I was totally a “Disco Sucks” guy back in the day. I outgrew that silly attitude.
I know what you mean here but it almost sounds like you’re saying he cleared up his sexual ambiguity and reestablished his macho image by singing showtunes. Which would be a new one.
Ooo, thanks for pointing that out. Definitely did not want to convey that he cleared up any sexual ambiguity. (Maybe marrying Rachel Hunter helped him there a bit, but his musical stylings… eehhhh not so much.)
It stank. And it went on a loooong time.
Or how about Barry Manilow, who was HUGE in the late 70s?
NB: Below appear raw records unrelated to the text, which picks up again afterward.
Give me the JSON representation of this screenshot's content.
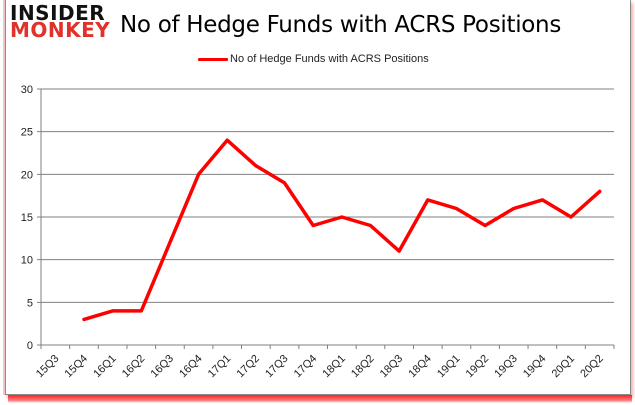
{
  "logo": {
    "line1": "INSIDER",
    "line2": "MONKEY"
  },
  "title": "No of Hedge Funds with ACRS Positions",
  "legend": {
    "label": "No of Hedge Funds with ACRS Positions",
    "color": "#ff0000"
  },
  "colors": {
    "line": "#ff0000",
    "grid": "#808080",
    "axis": "#808080",
    "brand_red": "#e0312a"
  },
  "chart_data": {
    "type": "line",
    "title": "No of Hedge Funds with ACRS Positions",
    "xlabel": "",
    "ylabel": "",
    "ylim": [
      0,
      30
    ],
    "yticks": [
      0,
      5,
      10,
      15,
      20,
      25,
      30
    ],
    "grid": true,
    "legend_position": "top",
    "categories": [
      "15Q3",
      "15Q4",
      "16Q1",
      "16Q2",
      "16Q3",
      "16Q4",
      "17Q1",
      "17Q2",
      "17Q3",
      "17Q4",
      "18Q1",
      "18Q2",
      "18Q3",
      "18Q4",
      "19Q1",
      "19Q2",
      "19Q3",
      "19Q4",
      "20Q1",
      "20Q2"
    ],
    "series": [
      {
        "name": "No of Hedge Funds with ACRS Positions",
        "values": [
          null,
          3,
          4,
          4,
          12,
          20,
          24,
          21,
          19,
          14,
          15,
          14,
          11,
          17,
          16,
          14,
          16,
          17,
          15,
          18
        ]
      }
    ]
  }
}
Please! Not even close: Donna Summer innovated in a music style that folks may not like (hence this thread) but was hugely popular and endures to this day. She’s already been revisited and offered respect-in-hindsight a number of times.
Bolton is just a douchebag.
Huh. I thought he was a no-talent assclown.
Crap - I can’t believe I let that reference go untapped :smack::smack:
I absolutely agree. I have a few songs from Donna Summer on my iPod right now.
As other Dopers have said, the radio stations played disco songs until Hell wouldn’t have them.
Disco was all right on the dance floor, but most songs, aside from a few gems like “The Last Dance” and “The Hustle” weren’t that good either.
I must also say that while I didn’t like most of her music in the '70’s, Donna Summer has one helluva voice. To compare her to a no-talent asshat like Michael Bolton is an insult to the lady.
Hopefully after dark, by something with a pale complexion and extra-long incisors.
I believe I had my first inkling that civilization was doomed when the Hues Corporation’s “Rock The Boat” became a hit.
- rock the boat, don’t rock the boat baby
rock the boat, don’t tip the boat over
rock the boat, don’t rock the boat baby
rock the boat-t-t-t-t
Our love is like a ship on the o-cean
spawning loathing and derision and re-vulsion*
I suppose if you were heavily into the dance scene some disco might have been bearable*, but - listening to it on the radio???
*Buried deep, deep within the recesses of my Ipod are a couple of songs by K.C. and the Sunshine Band. Uh-huh Uh-huh.
I specifically exclude Donna Summer from my general distaste for disco. But the list of great singers that came out of (as opposed to simply passed through) disco pretty much starts and ends with her.